Однажды я проснулся ночью и увидел, что она лежит на спине. Стояла жаркая летняя ночь, она сбросила простыню, руки ее были раскинуты, грудь обнажилась. Обычная строгость сошла с ее лица, даже вечная складка между бровями разгладилась. Я поднялся укрыть ее, и когда простыня взметнулась над ее телом, она потянулась, расслабилась и улыбнулась во сне, и словно волны прокатились по наготе ее тела. Я снова взмахнул простыней и снова дал ей опуститься, пока из маминого горла не вырвался мягкий стон, но когда я поднял простыню в третий раз, ее глаза вдруг открылись. Суровым и холодным был их взгляд, совсем как ее голос, который произнес:
— Хватит, Зейде, иди спать.
Я сказал:
— Но мне хочется, чтобы тебе было приятно.
Я помню, как мама встала, и взяла меня за руку, и решительно отвела в мою кроватку, а сама вернулась и легла в свою кровать, но мы оба знали, что мы оба не спим.
И еще я помню, как в три с половиною года Яков научил меня читать и писать, потому что я ныл, что единственный в семье не могу прочесть весенние записки дяди Менахема.
И еще я помню, как Глоберман давал мне сосать тонкие, соленые и очень вкусные пластинки сырого мяса.
И еще я помню, как мы играли с Моше в «Страшного медведя» и как я первый раз упал с эвкалипта. Все вокруг, включая меня самого, были уверены, что я убился, но когда я открыл глаза, ожидая увидеть Бога и ангелов, мама сказала мне:
— Вставай, Зейде, нечего разлеживаться, ничего с тобой не случилось.
Ее рассказы вошли в мои воспоминания и смешались с ними. Ослица, например, умерла от старости еще до моего рождения, но я ясно помню, как она ухитрялась воровать ячмень у лошади: когда та набирала полный рот, ослица кусала ее за шею, лошадь пыталась укусить ее в ответ, и тогда ячмень вываливался из ее рта, и ослица быстро подбирала его с пола.
— Я тоже помню это, — сказала Номи. — И еще я помню, как мы с ней ели гранаты, — сначала сидели на папином камне, а потом на той бетонной дорожке, которую он проложил для нее. И я помню, как она посылала меня ловить голубей и как она их убивала. Она растягивала их шею двумя пальцами, пока там не щелкало что-то, и тогда она чуть прикусывала нижнюю губу.
Мы стояли возле дерева вороньих собраний на кладбище Немецкого квартала в Иерусалиме, и Номи со смехом вызывала меня на соревнование, кто быстрее влезет на это дерево.
— Падать ты умеешь лучше, но забираться — я заберусь быстрее.
А потом она сказала:
— Я должна навестить мать Меира. Может, пойдешь со мной? Она живет недалеко отсюда.
Номи называла свою свекровь «мать Меира» или «госпожа Клебанова», поэтому я так и не знаю ее имени. Может, я и знал его, когда мне было пять лет и Номи с Меиром только что поженились, но с тех пор ухитрился забыть. У нее в саду был великолепный куст роз, миндальное дерево, уже прореженное старостью, и ползучая жимолость.
Ее розовый куст был каким-то особенным.
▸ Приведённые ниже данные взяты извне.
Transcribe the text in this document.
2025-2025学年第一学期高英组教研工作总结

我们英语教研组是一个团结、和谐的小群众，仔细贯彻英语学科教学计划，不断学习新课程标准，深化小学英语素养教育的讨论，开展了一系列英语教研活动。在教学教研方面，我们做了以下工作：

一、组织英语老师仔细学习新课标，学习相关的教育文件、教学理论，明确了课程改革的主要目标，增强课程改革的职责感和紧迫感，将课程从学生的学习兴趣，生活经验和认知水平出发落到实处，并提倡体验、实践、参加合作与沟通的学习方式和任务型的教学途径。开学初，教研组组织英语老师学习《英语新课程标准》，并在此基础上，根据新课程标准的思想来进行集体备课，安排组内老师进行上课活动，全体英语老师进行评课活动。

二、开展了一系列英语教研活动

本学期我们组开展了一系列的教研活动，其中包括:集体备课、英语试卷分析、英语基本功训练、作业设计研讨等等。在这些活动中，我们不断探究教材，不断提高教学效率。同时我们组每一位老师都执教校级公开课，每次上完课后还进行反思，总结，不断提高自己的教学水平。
Он был высотой с дерево и с шипами, как кошачьи когти, такой огромный и могучий, что вообще не нуждался в уходе и поливке, а запах его был настолько сильным, что прохожие останавливались, словно от удара, а мелкая мушиная живность вообще падала в обморок, заплутав в его глубоких цветочных лабиринтах.
Даже в дни войны и осады, когда все декоративные растения погибли от жажды, этот куст, как с гордостью рассказывала госпожа Клебанова, по-прежнему зеленел листвой и даже не думал завянуть.
Госпожа Клебанова была вдова, и хотя явно старалась быстрее состариться, черты ее лица все еще говорили о былой красоте — того рода красоте, от которой порой хотят освободиться.
— Я помню тебя, — сказала она. — Ты сын работницы. Ты был на свадьбе Меира, совсем маленький мальчик, верно?